Blumenthal blames Judiciary Committee Chairman Chuck Grassley of Iowa for failing to act in a bipartisan fashion to obtain for public review all the documents available from the National Archives from Kavanaugh’s time as an associate in the White House Counsel’s office and as White House Staff Secretary.
“Never before has the minority party been forced to use FOIA to gain access,” Blumenthal said. “But, too much is at stake to accept anything less than a complete picture of his background.”
The National Archives have suggested that it will take until late October to provide the Judiciary Committee with the documents already requested by Grassley. Meanwhile, Senate Republicans are hoping to confirm his nomination ahead of the November midterm elections. Democrats, on the other hand, want to delay a confirmation vote until after the midterms — citing, as precedent Republicans’ refusal to even hold hearings for Merrick Garland, former President Barack Obama’s nominee to the Supreme Court.
Some Republicans argue that Democrats are insincere in seeking additional documents on Kavanaugh saying most have already decided they will vote against his nomination as Arkansas Republican Tom Cotton said to California Democrat Kamala Harris via Twitter: “You already said you’re voting no, without a hearing or even a meeting with him. Your mind is made up, @SenKamalaHarris, you don’t need any more documents.”
Blumenthal would not say, when asked, if he thought any document unveiled through the FOIA request could alter his opposition to Kavanaugh. Instead, he offered that some Democrats have yet to decide and that regardless, it is required by the Constitution for the Senate to conduct a full and fair review of a Supreme Court nominee.
“It is not a matter of discretion or convenience. It is a Constitutional duty,” he said.
As to the records, Blumenthal said they should be readily available if President Trump and his advisors have conducted a thorough vetting of Kavanaugh before nominating him to the Supreme Court.

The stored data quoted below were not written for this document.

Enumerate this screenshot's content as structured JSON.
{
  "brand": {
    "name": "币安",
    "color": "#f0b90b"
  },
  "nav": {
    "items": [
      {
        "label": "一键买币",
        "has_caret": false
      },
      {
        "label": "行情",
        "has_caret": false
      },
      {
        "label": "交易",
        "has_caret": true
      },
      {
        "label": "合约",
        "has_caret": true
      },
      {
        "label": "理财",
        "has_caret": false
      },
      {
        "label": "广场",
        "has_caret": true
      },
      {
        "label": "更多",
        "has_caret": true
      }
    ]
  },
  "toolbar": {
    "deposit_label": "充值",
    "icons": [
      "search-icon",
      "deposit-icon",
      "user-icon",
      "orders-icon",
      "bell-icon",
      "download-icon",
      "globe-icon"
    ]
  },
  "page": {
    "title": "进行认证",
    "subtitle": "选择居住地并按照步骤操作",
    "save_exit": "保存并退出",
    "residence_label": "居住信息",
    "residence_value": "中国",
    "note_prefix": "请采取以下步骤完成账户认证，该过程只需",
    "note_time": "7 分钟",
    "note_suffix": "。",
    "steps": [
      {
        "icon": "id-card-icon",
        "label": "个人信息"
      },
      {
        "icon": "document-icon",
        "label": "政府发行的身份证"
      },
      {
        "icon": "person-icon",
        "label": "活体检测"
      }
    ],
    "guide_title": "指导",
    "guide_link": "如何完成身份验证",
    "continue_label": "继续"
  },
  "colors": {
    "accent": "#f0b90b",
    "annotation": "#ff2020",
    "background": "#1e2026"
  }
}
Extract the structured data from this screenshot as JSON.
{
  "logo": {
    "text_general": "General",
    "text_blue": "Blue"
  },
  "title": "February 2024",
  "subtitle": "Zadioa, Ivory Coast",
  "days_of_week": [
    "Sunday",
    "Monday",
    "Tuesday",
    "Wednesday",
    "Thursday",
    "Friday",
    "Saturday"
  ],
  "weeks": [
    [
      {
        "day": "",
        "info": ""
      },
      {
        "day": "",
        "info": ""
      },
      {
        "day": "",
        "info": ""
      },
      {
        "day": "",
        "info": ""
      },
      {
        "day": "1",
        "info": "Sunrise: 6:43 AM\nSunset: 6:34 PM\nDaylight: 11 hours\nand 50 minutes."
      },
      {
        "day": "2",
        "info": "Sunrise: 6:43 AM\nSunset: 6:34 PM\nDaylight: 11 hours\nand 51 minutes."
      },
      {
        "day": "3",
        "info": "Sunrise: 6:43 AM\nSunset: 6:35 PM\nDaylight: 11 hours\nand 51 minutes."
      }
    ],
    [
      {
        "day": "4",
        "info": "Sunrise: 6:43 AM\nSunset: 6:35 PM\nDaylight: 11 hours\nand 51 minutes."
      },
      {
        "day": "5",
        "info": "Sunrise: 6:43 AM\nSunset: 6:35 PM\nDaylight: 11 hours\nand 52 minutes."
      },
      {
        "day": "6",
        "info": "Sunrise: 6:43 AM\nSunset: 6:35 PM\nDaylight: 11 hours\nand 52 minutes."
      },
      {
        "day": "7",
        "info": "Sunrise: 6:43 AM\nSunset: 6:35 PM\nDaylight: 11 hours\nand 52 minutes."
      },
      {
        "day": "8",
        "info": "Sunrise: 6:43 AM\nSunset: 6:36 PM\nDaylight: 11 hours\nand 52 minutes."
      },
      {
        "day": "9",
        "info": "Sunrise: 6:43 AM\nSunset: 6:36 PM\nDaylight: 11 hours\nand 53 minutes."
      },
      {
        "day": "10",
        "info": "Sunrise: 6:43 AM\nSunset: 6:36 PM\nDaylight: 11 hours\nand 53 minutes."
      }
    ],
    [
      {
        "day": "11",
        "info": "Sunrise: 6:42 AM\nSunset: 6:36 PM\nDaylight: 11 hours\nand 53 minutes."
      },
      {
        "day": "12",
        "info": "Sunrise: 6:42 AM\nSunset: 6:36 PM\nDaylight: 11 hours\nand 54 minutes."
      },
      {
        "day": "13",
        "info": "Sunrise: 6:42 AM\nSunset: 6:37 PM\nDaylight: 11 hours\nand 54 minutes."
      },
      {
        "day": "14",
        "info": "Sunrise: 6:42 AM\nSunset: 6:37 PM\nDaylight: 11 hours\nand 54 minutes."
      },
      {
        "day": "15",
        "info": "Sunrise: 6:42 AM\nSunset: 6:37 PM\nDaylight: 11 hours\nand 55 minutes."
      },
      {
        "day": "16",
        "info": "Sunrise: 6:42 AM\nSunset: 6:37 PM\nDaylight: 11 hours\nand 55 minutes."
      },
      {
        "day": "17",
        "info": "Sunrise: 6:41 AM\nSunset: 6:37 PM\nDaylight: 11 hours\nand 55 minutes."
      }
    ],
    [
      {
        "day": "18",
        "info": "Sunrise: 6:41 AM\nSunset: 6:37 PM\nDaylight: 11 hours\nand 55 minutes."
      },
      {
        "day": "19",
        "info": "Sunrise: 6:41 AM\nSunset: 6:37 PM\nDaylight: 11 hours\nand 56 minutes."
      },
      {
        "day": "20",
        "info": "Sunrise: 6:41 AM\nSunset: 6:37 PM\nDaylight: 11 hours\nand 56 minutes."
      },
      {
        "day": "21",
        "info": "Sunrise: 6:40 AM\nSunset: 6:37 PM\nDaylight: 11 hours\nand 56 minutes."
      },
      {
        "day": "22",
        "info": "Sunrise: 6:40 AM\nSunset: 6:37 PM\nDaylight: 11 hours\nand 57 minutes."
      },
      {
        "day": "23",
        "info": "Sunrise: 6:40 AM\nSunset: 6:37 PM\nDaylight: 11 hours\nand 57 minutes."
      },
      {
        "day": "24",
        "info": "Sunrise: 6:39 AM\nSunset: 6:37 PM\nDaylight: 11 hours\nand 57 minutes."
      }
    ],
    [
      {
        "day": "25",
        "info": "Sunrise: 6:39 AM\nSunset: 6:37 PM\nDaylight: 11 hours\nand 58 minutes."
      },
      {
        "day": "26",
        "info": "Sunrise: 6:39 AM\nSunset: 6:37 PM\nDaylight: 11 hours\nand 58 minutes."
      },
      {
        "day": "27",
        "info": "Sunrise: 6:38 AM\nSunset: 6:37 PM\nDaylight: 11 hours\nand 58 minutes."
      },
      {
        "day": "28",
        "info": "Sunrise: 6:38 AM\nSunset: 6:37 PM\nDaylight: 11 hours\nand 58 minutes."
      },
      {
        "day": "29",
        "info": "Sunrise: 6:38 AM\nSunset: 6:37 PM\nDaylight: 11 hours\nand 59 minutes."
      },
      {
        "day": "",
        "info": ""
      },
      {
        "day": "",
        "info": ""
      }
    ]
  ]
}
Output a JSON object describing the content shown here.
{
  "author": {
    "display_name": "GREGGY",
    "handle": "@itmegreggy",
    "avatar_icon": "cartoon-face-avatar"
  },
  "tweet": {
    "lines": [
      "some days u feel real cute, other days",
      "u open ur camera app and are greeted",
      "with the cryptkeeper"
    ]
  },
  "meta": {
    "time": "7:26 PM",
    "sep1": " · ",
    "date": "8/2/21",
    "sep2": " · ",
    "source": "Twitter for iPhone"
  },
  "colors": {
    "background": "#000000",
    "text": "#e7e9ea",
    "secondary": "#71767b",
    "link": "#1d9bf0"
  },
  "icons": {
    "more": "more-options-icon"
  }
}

“The records should be fully available right away. If they have failed to review these records then shame on them. They failed to do their due diligence,” he said.
Blumenthal sent FOIA requests to the National Archives, Department of Justice, Department of Homeland Security and Central Intelligence Agency. He requested among other things, records from Kavanaugh’s service as a Senior Associate Counsel to the President and as Assistant to the President and Staff Secretary; records related to his nomination to the U. S. Court of Appeals for the District of Columbia Circuit; and every email that was either written, sent or copied to Kavanaugh during his White House tenure.